Re: h2 padding

On Sep 2, 2014, at 11:07 PM, Brian Smith wrote:

> On Tue, Sep 2, 2014 at 10:36 PM, Mark Nottingham <mnot@mnot.net> wrote:
>> What do people think of Roy’s subsequent proposal to have a separate padding frame and always send it? Please be aware that changing the padding scheme would necessitate another round of security review.
> 
> Consider an implementation that sends every frame in its own TCP
> packet, perhaps with a 1 minute delay between frames. Such an
> implementation would conform to Roy's suggestion, but it would
> partially or completely defeat the purpose of the padding.

Perhaps it will help if we clarify the assumptions here.  The first is
that the application is adding padding for a reason and not simply because
it is cool.  The second is that the rate at which they send data is under
their control, along with how that data is arranged in h2 padded form.
Deliberately sending h2 padding in a form that defeats its purpose is not
a design consideration.

> To make the
> change that Roy suggested safe(r), there would have to be the
> additional restriction that a padding frame and the frame it is
> associated with are not split this way. This seems like a difficult
> thing to formulate. More importantly, it seems extremely error-prone
> and thus it would be a counterproductive change in terms of security.

No.  There is no need to require that cars be unable to change lanes
just because some driver might be drunk at the wheel. Absolute security is
not a design goal.  It is sufficient to design a protocol that can be used
for a given purpose when that purpose is understood.

> Note that the current draft doesn't prohibit an implementation from
> sending the padding part of a DATA frame in one packet and the actual
> data part in a separate packet, with our without delays between them.
> Similarly, it seems like a proxy is allowed to split a DATA frame into
> two DATA frames and/or coalesce them together. The draft needs to be
> updated to prohibit any such special processing of the padding
> distinctly from the actual data. Regardless, this should be easier to
> formulate for the current single-frame situation than it would be with
> Roy's separate-frame proposal.

Not at all.  And, no, the draft does not need to forbid bad implementations
of padding.  Warning against them is okay.
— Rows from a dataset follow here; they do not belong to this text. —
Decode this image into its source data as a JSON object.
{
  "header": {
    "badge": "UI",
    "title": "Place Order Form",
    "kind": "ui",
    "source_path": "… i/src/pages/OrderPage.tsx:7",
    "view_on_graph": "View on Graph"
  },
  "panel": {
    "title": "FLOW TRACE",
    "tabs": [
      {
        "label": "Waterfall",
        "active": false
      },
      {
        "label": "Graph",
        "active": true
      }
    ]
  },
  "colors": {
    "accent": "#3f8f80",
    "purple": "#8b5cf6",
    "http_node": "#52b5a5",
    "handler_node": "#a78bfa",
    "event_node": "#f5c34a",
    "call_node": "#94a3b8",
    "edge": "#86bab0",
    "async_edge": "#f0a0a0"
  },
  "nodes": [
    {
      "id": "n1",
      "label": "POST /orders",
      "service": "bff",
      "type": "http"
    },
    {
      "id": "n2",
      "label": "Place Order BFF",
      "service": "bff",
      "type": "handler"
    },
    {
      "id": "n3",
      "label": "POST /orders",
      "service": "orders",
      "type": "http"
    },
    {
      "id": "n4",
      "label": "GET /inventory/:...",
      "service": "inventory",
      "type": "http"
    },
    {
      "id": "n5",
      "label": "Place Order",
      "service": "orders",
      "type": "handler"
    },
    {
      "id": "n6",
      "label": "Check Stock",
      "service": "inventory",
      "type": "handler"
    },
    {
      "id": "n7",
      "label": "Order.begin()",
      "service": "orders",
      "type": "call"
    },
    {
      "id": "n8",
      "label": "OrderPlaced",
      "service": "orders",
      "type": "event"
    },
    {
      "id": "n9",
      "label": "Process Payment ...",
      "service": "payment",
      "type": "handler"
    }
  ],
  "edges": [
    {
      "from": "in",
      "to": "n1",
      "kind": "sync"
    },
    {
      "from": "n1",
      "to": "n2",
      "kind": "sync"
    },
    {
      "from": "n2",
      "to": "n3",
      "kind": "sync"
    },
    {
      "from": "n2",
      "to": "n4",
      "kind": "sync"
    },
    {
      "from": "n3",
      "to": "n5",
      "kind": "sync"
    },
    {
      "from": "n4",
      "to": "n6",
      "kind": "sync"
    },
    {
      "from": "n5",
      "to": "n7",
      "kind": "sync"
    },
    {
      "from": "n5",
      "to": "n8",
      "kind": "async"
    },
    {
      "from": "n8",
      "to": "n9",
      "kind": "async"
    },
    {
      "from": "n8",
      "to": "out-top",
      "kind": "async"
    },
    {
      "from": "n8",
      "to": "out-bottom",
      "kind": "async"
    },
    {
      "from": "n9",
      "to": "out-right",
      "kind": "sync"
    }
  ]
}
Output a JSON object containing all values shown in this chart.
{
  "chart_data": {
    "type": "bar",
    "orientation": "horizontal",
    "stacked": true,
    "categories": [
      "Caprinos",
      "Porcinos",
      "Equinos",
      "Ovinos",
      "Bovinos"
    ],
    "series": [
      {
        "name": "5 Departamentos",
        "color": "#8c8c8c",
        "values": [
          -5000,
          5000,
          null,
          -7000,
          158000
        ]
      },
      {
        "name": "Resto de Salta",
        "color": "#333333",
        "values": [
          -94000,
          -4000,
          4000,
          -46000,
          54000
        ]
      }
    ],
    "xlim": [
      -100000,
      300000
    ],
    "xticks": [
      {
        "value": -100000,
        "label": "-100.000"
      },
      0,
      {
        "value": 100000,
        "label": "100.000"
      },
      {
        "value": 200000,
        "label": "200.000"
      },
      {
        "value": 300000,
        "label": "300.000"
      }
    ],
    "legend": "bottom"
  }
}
> It would also be more difficult to reformulate the requirement "All
> implementations MUST be capable of receiving and minimally processing
> frames up to 2^14 octets in length, plus the 9 octet frame header
> (Section 4.1)" to work with a separate padding frame. (I hope the
> reason is obvious; if not, I can explain more.)

No, it makes no difference whatsoever.  If the requirement was that they
only be able to process exactly 2^14 octets and you assume that an attacker
can inject 2^14 octets into the data without being detected, then something
might break somewhere.  However, there is nothing to suggest that the
break would have anything to do with a frame boundary.  For both the
current spec and any suggested changes, padding only works if both
the data and padding are written to the network in the same way, without
any difference at the padding boundaries, and they are both subject to
flow control in the same way.  An application with enough control over
h2 to generate h2 padding will also be capable of managing the amount
of data placed in each h2 frame.

> I actually think it is worth evaluating whether the padding mechanism
> is practically useful as a security mechanism as specified and with
> the above issues addressed. Has anybody actually used frame padding to
> solve a real-world problem yet? Has anybody tried to write a
> terrible-but-conforming implementation that effectively undoes all the
> protection that padding is supposed to offer? It seems likely that the
> answer to both questions is "no."
> 
> tl;dr: The more the specification treats the padding bytes as being
> equivalent and indistinguishable from the actual frame payload, the
> more secure the padding mechanism will be. Putting the padding in a
> separate frame is completely at odds with this. There are problems
> with how padding is specified, but the padding being in the same frame
> as the data is not one.

I think you are assuming there is some magic boundary between frames
other than the length delimitation.  There is none.  An application can
write two frames just as easily as it can write one frame with optional
pad length and optional padding at the end.  The only difference is
where the overhead occurs.

If I thought that anyone would use padding on a regular basis, then
I would make the pad-length part of a fixed frame header that everyone
has to send.  My suggestion to use separate padding frames is partly
because I don't think it will be used at all, or at least only under
very specific circumstances that can justify the overhead.